I opted to enable this feature because it is important for performance.

3) Using registered buffers for file IO

Since we need to pre-register the buffer to make this effective. Most sensible approach seems to be to allocate the amount of memory we need for this beforehand and use that memory for all operations. This is the same approach that glommio uses.

This means user of the library can't pass in memory that they allocated for doing read/write. And we will have a relatively low limit for the amount of io memory we can use at any given time.

So we implement a buffer interface, this buffer is returned by the read call and the user has to release it back so the library can reuse the memory. And they have to allocate and fill one of these buffers before doing a write and pass it in.

On the read path we can make it easy for user and handle alignment inside the library by over allocating to meet the alignment requirements of direct_io. Only caveat the user needs to keep in mind is the fact that there can be read amplification if they issue unaligned reads and this approach works with perfect efficiency as long as the user is issuing aligned reads.

On the write path, we want to make alignment explicit and require the user passes a perfectly aligned and sized buffer. It doesn't seem possible to make alignement internal to the library without incurring overhead transparent to the user when doing writes. This is because we have to write a multiple of the alignment but user might request to write less than the alignment, then we have to read the missing part of the alignment, combine it with user data and then write it. This can be much worse then just reading some extra data like in the read path case.

I also left out doing automatic merging of io inside the library like glommio does in order to keep it simple and because I'm concerned the application will have to implement something complicated on top anyway and this can be implement there in a better way. This perspective comes from my previous use of glommio.
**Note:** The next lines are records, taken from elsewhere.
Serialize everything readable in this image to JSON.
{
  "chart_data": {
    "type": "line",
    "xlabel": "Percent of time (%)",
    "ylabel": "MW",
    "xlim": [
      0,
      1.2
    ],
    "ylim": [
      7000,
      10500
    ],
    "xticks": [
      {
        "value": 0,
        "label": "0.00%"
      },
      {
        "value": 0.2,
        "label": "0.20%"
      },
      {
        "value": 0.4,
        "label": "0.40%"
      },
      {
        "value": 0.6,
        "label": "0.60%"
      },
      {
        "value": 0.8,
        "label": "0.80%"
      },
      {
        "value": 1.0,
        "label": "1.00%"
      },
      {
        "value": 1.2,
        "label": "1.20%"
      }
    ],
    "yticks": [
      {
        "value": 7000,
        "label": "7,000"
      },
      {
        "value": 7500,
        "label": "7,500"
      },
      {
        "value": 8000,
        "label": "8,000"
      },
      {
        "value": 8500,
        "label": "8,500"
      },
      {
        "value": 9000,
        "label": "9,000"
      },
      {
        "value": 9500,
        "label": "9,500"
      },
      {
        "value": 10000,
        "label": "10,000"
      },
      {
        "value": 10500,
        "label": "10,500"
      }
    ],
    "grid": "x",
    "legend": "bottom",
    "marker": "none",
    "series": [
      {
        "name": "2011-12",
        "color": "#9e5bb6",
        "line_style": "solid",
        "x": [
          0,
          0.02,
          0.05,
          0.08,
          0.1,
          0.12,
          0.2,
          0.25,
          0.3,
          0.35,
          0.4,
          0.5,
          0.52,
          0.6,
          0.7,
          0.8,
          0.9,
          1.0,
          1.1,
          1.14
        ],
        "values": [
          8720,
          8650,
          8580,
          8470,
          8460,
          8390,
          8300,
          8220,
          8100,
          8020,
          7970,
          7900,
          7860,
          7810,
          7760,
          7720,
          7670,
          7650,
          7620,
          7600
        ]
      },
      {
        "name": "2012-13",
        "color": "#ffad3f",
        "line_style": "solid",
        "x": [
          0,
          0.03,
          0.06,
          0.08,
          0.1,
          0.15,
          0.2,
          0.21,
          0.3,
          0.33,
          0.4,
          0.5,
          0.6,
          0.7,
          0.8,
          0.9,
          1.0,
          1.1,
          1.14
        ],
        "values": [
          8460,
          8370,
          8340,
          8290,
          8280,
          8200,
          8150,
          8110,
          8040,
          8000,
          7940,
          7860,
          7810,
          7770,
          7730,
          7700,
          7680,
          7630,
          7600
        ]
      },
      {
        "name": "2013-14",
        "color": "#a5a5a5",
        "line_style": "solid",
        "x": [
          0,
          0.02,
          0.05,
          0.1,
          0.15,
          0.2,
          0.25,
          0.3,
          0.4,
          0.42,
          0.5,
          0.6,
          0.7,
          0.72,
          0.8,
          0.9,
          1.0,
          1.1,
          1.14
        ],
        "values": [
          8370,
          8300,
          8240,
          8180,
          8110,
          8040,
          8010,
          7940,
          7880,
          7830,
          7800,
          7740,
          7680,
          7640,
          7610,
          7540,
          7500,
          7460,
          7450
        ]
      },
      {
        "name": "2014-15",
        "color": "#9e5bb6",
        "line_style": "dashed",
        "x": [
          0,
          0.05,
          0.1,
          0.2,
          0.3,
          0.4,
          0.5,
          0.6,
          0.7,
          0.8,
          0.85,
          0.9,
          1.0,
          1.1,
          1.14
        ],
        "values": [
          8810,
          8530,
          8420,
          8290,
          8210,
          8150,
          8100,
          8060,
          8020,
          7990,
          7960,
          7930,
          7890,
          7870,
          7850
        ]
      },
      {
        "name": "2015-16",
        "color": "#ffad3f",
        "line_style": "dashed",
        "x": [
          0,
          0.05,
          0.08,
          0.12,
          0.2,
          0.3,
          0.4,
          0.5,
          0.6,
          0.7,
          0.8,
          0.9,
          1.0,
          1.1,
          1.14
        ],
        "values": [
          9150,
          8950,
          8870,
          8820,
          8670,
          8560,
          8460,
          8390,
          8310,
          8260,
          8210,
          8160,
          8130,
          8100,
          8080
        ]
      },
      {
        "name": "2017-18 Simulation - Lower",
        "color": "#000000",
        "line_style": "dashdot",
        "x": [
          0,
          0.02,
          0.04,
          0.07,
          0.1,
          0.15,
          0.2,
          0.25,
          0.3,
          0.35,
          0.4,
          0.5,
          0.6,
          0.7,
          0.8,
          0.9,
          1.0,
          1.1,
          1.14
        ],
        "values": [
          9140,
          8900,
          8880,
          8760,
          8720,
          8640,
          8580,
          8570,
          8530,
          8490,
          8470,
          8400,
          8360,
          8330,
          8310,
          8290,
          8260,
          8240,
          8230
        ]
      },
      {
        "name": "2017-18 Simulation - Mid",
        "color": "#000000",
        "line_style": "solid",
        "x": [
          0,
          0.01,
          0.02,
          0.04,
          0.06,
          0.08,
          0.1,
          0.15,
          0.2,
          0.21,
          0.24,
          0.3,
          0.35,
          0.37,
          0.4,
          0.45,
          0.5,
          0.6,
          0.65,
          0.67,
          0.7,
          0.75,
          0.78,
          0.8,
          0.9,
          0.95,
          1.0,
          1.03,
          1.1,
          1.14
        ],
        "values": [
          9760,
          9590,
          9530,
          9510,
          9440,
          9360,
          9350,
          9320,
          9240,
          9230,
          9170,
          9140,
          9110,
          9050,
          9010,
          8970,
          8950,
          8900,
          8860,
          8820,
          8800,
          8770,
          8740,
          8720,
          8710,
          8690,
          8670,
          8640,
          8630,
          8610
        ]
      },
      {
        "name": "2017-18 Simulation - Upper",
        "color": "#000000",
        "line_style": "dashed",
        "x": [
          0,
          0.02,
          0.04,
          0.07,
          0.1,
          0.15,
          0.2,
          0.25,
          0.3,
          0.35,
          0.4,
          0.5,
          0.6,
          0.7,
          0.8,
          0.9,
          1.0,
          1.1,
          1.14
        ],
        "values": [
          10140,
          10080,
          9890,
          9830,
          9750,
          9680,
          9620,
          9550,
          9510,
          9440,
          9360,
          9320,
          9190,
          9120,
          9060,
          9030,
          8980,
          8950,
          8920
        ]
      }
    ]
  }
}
4) Using the `SQTHREAD_POLL` feature

This feature creates a kernel side busy thread that is constantly checking if there are any requests submitted by the user space into the submission queue and also in our case it makes this thread poll the SSD for io completions so it ends up making the library code a bit simpler.

This feature doesn't seem to be enabled in other similar libraries probably because it used to require user privilages in OS level on older versions of the kernel, and also it runs a busy thread and maxes out a CPU core completely.

The maxing of the CPU core can sound bad but you can actually use a single busy kernel thread for multiple of your user space io_uring instances using the WQ_ATTACH flag. It doesn't sound so bad if you are running 32 threads for the application and if you consider the performance benefit this feature gives.